Afonso de Maia, patriarche et aristocrate progressiste pour son temps, a suivi le classique parcours des grands de son monde, depuis un mariage triste jusqu’au repli honorable dans la paix raffinée de ses terres. Son fils Pedro, instable, mélancolique et victime de ses passions, tente une vaine révolte contre cet ordre, qui le conduit au désastre. Carlos enfin, issu de la mésalliance fatale à son père puis abandonné de sa mère, occupe l’essentiel du roman dans une double confrontation : d’un côté la complicité affectueuse avec son grand-père, autant dire son père de substitution qui le rattache à sa lignée prestigieuse, à ses terres et au meilleur de l’austère noblesse portugaise ; de l’autre, le tourbillon du monde urbain de Lisbonne qui ouvre grand ses portes à cet arbiter elegantiarum doué de tous les charmes, lequel sait en jouer pour ses plaisirs.

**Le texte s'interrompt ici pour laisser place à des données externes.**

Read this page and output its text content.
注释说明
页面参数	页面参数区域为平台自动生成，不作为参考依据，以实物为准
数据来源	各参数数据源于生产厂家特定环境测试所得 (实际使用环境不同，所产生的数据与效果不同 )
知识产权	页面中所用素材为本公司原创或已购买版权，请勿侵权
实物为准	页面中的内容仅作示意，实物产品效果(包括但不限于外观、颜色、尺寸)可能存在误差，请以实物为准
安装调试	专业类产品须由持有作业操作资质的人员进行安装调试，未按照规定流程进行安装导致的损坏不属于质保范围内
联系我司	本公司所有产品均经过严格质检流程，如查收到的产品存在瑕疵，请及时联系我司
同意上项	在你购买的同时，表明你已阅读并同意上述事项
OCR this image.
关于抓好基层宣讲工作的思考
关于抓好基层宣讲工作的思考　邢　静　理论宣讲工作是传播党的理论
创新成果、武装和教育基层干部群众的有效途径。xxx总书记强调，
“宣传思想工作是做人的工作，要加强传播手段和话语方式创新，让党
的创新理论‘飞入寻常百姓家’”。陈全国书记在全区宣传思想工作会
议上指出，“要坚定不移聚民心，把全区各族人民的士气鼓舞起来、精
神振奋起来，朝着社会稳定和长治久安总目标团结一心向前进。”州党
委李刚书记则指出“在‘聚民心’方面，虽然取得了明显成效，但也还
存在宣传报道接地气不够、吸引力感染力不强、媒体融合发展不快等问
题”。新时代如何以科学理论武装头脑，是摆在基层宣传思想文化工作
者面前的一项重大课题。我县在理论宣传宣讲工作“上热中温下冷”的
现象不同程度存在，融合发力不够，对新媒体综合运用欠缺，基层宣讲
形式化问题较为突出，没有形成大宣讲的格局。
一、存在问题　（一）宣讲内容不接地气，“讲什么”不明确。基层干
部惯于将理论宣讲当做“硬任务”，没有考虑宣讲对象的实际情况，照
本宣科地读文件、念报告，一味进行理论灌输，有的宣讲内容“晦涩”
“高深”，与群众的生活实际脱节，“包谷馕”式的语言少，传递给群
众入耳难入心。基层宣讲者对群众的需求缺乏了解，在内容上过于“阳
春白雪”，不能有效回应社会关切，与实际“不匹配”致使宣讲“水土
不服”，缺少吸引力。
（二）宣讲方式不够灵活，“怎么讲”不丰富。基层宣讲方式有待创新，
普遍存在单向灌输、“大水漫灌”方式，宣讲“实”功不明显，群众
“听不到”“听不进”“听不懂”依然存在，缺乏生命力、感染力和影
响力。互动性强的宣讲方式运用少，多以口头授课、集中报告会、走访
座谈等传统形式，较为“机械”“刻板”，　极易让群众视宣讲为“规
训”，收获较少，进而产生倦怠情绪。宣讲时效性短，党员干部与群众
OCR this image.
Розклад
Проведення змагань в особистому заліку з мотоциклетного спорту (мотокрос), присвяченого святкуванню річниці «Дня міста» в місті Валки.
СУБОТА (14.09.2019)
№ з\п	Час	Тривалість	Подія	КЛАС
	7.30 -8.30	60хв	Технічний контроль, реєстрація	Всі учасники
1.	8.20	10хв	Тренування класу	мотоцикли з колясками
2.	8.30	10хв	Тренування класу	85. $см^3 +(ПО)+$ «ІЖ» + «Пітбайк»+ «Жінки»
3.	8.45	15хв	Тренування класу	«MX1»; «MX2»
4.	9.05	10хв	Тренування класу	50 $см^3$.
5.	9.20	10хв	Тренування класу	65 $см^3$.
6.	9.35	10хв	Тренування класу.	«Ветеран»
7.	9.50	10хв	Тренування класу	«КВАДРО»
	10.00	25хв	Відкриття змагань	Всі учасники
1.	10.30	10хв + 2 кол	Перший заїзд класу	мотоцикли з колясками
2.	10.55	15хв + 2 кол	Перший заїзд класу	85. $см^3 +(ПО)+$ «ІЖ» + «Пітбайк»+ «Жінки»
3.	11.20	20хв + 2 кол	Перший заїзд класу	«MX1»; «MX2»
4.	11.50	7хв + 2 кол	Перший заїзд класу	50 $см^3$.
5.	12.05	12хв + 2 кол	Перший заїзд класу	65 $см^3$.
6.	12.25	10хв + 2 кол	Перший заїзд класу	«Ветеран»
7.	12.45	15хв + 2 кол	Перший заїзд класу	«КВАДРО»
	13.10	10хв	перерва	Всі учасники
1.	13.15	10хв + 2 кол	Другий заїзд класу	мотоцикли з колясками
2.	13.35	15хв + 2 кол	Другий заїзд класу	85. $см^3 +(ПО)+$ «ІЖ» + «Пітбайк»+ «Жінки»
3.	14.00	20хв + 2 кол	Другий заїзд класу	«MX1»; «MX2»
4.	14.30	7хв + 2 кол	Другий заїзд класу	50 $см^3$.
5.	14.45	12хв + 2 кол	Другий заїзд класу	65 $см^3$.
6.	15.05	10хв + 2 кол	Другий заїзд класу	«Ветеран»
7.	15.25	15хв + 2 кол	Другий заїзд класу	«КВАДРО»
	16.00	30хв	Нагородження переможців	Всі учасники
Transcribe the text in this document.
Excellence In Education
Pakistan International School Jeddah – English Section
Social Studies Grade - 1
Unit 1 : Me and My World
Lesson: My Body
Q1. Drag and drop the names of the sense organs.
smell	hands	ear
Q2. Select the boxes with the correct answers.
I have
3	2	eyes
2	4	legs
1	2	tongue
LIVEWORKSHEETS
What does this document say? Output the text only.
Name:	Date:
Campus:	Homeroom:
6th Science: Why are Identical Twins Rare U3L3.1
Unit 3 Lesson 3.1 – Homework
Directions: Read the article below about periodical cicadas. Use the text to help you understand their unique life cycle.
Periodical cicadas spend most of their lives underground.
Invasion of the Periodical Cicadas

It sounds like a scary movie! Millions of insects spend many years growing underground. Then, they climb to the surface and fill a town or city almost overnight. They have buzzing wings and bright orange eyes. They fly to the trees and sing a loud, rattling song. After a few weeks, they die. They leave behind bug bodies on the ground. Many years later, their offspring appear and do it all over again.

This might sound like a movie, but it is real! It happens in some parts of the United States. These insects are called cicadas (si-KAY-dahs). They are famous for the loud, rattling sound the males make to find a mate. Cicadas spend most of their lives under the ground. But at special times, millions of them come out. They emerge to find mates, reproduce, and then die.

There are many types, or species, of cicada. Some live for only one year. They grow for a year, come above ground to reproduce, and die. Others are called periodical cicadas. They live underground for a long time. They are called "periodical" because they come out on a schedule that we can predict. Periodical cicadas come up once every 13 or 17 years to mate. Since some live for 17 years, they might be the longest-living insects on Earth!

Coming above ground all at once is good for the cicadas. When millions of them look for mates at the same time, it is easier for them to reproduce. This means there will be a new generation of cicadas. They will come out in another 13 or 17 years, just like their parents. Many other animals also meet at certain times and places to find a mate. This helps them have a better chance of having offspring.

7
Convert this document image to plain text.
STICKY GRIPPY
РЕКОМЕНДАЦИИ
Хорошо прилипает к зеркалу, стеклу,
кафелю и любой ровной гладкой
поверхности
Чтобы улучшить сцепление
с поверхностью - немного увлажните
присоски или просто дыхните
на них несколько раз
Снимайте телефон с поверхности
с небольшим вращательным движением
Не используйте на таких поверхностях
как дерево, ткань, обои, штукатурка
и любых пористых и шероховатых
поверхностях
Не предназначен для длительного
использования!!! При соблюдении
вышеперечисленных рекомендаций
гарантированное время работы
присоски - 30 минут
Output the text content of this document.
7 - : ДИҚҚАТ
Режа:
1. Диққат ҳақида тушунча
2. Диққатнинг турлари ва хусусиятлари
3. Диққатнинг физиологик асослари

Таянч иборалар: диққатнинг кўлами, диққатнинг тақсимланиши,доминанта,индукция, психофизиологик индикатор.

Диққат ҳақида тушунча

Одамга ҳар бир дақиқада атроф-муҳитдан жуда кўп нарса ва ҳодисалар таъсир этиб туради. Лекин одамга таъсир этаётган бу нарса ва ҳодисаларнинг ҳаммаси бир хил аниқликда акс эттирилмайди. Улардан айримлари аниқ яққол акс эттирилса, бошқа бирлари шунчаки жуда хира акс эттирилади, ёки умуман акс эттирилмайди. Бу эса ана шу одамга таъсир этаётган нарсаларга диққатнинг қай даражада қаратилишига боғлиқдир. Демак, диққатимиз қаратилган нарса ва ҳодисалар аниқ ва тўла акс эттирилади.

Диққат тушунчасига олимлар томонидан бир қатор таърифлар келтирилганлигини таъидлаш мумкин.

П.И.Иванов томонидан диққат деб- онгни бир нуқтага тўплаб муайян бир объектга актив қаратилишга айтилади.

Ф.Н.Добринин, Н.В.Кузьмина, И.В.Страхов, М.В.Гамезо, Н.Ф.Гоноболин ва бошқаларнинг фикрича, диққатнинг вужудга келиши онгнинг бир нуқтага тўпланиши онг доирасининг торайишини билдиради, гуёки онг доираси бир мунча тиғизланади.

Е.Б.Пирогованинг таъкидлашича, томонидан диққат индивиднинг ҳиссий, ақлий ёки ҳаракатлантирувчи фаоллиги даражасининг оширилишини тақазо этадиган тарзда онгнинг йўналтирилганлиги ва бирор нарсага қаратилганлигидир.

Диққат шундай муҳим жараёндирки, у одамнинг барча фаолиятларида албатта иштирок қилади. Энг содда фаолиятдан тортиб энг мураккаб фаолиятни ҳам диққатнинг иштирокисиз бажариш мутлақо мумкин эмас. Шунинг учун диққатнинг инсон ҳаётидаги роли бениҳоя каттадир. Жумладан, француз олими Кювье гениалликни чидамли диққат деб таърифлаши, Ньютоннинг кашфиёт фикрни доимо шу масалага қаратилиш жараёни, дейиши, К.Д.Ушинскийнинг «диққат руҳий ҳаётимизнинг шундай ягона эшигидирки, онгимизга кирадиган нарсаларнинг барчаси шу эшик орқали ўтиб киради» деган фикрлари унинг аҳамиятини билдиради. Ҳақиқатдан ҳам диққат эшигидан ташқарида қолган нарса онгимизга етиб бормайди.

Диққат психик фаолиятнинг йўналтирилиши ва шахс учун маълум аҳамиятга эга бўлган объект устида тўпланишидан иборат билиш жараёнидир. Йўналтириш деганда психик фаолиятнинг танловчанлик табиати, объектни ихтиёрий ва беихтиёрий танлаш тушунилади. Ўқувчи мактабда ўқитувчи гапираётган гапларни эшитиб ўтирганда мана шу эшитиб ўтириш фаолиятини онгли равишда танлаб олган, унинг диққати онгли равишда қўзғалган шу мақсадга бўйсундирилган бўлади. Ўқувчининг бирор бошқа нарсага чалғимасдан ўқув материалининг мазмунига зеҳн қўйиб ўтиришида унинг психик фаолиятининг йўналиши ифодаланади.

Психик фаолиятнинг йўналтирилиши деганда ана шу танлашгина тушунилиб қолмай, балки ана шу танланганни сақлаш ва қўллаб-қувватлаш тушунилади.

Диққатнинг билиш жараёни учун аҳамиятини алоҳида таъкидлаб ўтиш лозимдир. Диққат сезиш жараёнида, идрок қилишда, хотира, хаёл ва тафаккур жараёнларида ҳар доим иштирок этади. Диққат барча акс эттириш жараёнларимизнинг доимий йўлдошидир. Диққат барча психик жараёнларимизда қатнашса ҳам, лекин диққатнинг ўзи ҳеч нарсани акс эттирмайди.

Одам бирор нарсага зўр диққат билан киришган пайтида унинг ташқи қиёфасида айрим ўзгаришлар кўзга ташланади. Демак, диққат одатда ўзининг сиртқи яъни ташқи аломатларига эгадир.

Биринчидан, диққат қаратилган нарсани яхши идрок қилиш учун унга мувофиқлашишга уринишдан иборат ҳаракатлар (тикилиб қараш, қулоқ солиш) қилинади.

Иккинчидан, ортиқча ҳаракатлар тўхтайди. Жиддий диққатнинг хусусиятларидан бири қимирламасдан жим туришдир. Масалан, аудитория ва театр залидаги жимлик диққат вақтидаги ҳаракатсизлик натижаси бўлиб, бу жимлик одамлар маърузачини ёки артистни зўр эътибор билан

Une honnête formation intellectuelle, de bonnes études de médecine, des voyages d’instruction, des amitiés intelligentes offrent aussi à ce bel esprit la promesse de quelque accomplissement plus substantiel. Tout serait donc pour le mieux dans le meilleur des mondes ( on vit certes mieux, riche, beau, et en bonne santé ), si ne s’en mêlait un faisceau de fatalités : atavisme d’une aristocratie dilettante, tentations mondaines de la superficialité, héritage tragique de la transgression… et sans doute plus fort que tout, ce ‘caractère’ dont Racine déjà disait qu’il était le vrai destin du personnage. La ‘péripétie’, fort classique, sera l’entrée sur scène d’une femme nimbée de mystère…
Un Roman fleuve
Les Maia ( ici en édition de belle qualité ) déroulent le cours de l’histoire au rythme lent du Tage, avec force descriptions, et moult scènes qui pourraient paraître inutiles, voire nuisibles à la tension dramatique, au point d’ennuyer parfois. Mais cela tient aussi d’une expérience de lecture datant de son époque de rédaction : une lecture ample, qui demande du temps et qui se plaît à scruter les diverses facettes de l’objet littéraire, avec des pauses comme des entractes, des histoires internes à l’histoire, des tableaux d’agrément et des inclusions poétiques. C’est du reste la tradition ‘moderne’ ouverte par le Quichotte, qui fit les grandes heures du roman occidental : on aurait donc mauvaise grâce à les reprocher à Eça de Queiroz comme à Miguel de Cervantes sa nouvelle sur les méfaits de la jalousie, ses innombrables pièces en vers… ou même à Balzac ses célèbres et longues descriptions, qui ont leurs qualités et comptent dans le souvenir de lecture… De fait, bien des scènes mondaines ne sont pas si éloignées de la verve proustienne croquant les dîners de la Verdurin ou les ridicules du snobisme de Legrandin ; la plupart des passages descriptifs approchent le poème en prose, qu’on se surprend à relire pour le seul plaisir. Ainsi de la première vue du jardin des Maia :
« c’était comme une marine encadrée de pierres blanches et suspendue dans le ciel bleu en face de la terrasse, qui montrait sous les variétés infinies de la couleur les épisodes fugitifs d’une paisible vie fluviale : parfois un bateau de Trafaria s’enfuyant légèrement à la bouline ; parfois une ‘galère’, toutes voiles dehors, remontant lentement à la faveur de la brise, dans le rouge du soir ; ou bien la mélancolie d’un grand paquebot qui descendait bien clos et préparé pour la vague, entrevu un instant et disparaissant aussitôt, comme englouti par la mer incertaine ; ou encore, pendant des jours, dans la poussière d’or de siestes silencieuses, la masse noire d’un cuirassé anglais… Et il y avait toujours, au fond, le bout de colline vert foncé surmonté d’un moulin à vent immobile, avec deux maisons blanches au ras de l’eau, des maisons pleines d’expression, qui tantôt étincelaient et répandaient les rayons de leurs vitres embrasées, tantôt dans les fins d’après-midi, prenaient un air rêveur en se colorant des roses tendres du couchant, presque semblables à une rougeur humaine, et qui étaient, les jours de pluie, tristes et transies, toutes seules, toutes blanches, et comme nues sous le mauvais temps (p.27) ».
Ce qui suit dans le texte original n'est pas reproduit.